There's an interesting Wikipedia entry on the Sheppard family of Frome: https://en.wikipedia.org/wiki/Sheppard_family_(clothiers) 

This is from around 1850:

Emma and George Sheppard had left Berkeley Court and gone to live with George's old father. Fromefield House, embowered amongst woods and hills and meadows, was a charming home, a regular comfortable old family gathering-place. As Emma had always been remarkably tactful and guileless the new arrangement was a perfect success. The only drawback from Minnie's point of view was that the greys had to be ordered out whenever she wanted to go to church. It was too far for her to walk nowadays. (p. 193)

Oman's "Berkeley Park" or "Berkeley Court" is Berkley House, a couple of miles NE of Frome. Minnie often stayed there with Emma and her growing family between 1834 and 1850. 

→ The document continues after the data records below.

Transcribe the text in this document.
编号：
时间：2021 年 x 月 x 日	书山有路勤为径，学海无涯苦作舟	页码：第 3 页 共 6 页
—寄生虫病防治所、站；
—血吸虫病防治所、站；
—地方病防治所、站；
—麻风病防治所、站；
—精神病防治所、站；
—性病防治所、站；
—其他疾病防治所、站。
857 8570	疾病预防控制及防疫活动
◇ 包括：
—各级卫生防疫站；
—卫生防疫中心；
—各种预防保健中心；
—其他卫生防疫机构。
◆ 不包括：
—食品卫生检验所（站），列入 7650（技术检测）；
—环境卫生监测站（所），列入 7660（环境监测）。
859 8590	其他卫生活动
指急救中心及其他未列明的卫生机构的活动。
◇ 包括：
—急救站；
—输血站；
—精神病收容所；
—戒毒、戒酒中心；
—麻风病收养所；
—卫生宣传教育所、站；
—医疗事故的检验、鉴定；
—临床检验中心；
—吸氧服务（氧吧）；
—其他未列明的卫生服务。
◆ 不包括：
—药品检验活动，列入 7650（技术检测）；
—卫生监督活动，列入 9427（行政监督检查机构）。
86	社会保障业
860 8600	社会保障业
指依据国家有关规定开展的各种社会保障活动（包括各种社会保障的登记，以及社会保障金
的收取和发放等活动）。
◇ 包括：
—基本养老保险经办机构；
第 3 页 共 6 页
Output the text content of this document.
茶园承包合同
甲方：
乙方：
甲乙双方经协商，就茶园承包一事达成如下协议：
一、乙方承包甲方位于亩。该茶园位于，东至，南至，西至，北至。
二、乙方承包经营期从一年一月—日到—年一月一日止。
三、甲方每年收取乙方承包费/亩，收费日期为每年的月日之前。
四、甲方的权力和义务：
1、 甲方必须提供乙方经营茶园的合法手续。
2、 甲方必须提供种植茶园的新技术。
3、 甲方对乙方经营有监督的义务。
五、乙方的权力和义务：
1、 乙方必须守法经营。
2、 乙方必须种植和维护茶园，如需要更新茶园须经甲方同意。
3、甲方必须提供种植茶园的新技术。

Emma became interested in workhouse reform and a year after her mother's death she published a book about it.  One of her abiding beliefs was in keeping the aged out of workhouses, e.g. by subsidizing families to look after their old folk. Perhaps that was the thinking behind Frome's new dementia day-care centre being named the Emma Sheppard Centre. 





Fromefield House in the late nineteenth century.


Facing p. 216 there is the sketch of Fromefield House I mentioned earlier, by Grace Sheppard, Mary Sneade Brown's great-granddaughter. So I suppose it dates from the late nineteenth century. Her vantage point was the large field that gives Fromefield its name: for many years the site of Frome's annual cheese show, and now partly occupied by Frome hospital.

In her last letter to Ellen "Minnie wrote that the view from her window at Fromefield House was all road-colour, lawns and fields alike, no verdure at all." (p. 217).

She died while staying here, on August 10th, 1858. 


Central hall of Fromefield House, Frome.


The roof lantern above the central staircase of Fromefield House, Frome.